Caribbean Chocolatiers Participate In Master Class

Participants of the Master Class in Chocolate Making. Photo: FAO

 As part of its efforts to revitalise the Caribbean’s cocoa industry to enhance food security, the Food and Agriculture Organisation of the United Nations (FAO) has been strengthening the sector’s foundations as a crucial undertaking.

FAO in partnership with The University of the West Indies Cocoa Research Centre in Trinidad and Tobago hosted a Master Class in Chocolate Making for chocolatiers in the Caribbean.

The 4-day workshop which was attended by chocolatiers from St Lucia, Dominica, Grenada and Trinidad and Tobago, was championed by Chef Régis Bouet, a renowned chocolatier with 30 years experience as Research and Development Director of the French chocolate maker Weiss and finalist of the Meilleur Ouvrier de France chocolatier confiseur.

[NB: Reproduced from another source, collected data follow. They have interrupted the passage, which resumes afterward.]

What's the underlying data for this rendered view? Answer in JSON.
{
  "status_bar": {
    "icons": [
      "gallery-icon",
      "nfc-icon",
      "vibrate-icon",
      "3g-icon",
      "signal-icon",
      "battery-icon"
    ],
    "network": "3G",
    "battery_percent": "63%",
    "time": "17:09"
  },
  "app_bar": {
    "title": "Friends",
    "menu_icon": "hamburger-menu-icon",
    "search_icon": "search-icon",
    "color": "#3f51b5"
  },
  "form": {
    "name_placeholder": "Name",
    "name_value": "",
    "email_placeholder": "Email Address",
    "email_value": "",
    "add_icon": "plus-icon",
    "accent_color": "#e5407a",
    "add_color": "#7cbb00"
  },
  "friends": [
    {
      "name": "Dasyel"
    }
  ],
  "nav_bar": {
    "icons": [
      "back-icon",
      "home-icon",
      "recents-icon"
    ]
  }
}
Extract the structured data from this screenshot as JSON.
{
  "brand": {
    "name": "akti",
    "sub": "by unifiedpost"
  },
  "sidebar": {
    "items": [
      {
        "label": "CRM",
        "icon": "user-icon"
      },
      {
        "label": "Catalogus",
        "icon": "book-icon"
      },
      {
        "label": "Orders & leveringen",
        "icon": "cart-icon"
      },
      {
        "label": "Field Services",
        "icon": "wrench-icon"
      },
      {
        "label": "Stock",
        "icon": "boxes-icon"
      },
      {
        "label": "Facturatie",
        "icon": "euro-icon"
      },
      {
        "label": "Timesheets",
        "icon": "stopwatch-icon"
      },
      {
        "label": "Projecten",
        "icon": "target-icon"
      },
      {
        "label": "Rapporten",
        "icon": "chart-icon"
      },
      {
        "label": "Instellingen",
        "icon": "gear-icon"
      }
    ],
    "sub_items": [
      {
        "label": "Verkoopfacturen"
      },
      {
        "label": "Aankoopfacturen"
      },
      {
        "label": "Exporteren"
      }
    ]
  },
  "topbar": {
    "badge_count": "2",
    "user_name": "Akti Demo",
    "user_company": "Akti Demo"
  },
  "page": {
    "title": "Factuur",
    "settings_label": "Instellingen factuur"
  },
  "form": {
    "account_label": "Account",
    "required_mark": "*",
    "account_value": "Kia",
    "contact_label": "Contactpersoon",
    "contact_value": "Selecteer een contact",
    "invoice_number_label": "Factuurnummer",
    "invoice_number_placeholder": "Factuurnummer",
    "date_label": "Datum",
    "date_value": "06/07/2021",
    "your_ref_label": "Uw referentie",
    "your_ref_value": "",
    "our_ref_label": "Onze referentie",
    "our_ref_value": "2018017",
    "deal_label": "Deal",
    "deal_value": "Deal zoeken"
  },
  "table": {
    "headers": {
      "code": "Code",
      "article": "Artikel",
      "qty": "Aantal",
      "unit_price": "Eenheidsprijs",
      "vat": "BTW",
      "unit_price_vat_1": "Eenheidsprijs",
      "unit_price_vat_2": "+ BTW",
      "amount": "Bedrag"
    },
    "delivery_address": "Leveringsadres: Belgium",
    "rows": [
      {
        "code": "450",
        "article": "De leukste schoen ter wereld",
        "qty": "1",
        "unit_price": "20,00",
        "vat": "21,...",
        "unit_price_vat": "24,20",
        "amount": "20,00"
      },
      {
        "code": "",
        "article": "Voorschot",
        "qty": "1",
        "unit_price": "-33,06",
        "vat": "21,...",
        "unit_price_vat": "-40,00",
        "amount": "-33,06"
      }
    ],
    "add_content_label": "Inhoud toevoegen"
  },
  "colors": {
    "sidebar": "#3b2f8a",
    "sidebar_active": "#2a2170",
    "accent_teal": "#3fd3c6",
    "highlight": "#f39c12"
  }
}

Throughout the workshop, the participants gained an understanding of how quality is interconnected throughout the cocoa value chain while developing an enhanced sense of taste, aroma and value-added products of chocolate, as well as linking with important workspace and equipment requirements. During the training, they learnt critical procedures and stages of roasting, use of cocoa butter and perfecting the art of the pre-crystallisation process and understanding factors impacting taste and shelf life for high-quality chocolate. Participants also learnt the science behind making ganache, panning techniques and different recipes for quality value-added products.

“I am really grateful for this opportunity. I’ve been learning a lot of new things about pre-crystallisation and how chocolate is really made,” stated Jamal Prince, a participant from Dominica. Prince has been making cocoa cubes and powders, including instant cocoa beverage for 15 years, and started cultivating his own cocoa trees 3 years ago.

“The training was phenomenal and I learnt a lot of new techniques in chocolate making. It will help me get ready to export my products regionally and internationally,” expressed Maria Jackson, another participant and owner of Cacoa Sainte Lucie, a small business that produces gourmet chocolates in St Lucia. Her business started off in a small retrofitted garage, but has grown and evolved with a team of 15 employees, creating a wide range of cocoa-based products, including chocolate bars, bonbons, cocoa sticks, candles, soaps and more.

Meanwhile, Chef Régis Bouet, spoke on the success of the workshop, He commented that “What was intended to be a training course turned into a convivial moment of sharing with motivated people. I was delighted to give them as much as I could.”

Anne Desrochers, Plant Production and Protection Specialist with FAO indicated that “The advanced master class on chocolate making was designed for Caribbean chocolatiers actively involved in chocolate making and cocoa processing, who were looking to enhance the quality of their products and share experiences with other chocolatiers.” The training covered critical aspects of quality chocolate making in addition to the commercial aspects of running a viable business. Desrochers expressed that this approach was particularly important to ensure the sustainability of businesses given that Caribbean Small Island Developing States (SIDS) are vulnerable to natural disasters.

“The critical aspects of cocoa processing and high-quality chocolate confectionery were discussed through theory, demonstration sessions and hands-on practice. This highly anticipated training, which focused on key areas of skill set development for chocolate makers in the region, generated high interest and was very well received by participants from across the Caribbean,” she expressed.

According to the International Cocoa Organisation (ICCO), the relatively small share of fine flavour cocoa world exports is estimated at approximately 12%, Latin America and the Caribbean being the main exporting region, accounting for 90% of the world exports. The balmy temperatures of the Caribbean islands are ideal for growing cocoa trees, and some of the world’s finest and most flavourable cocoa are produced in the region.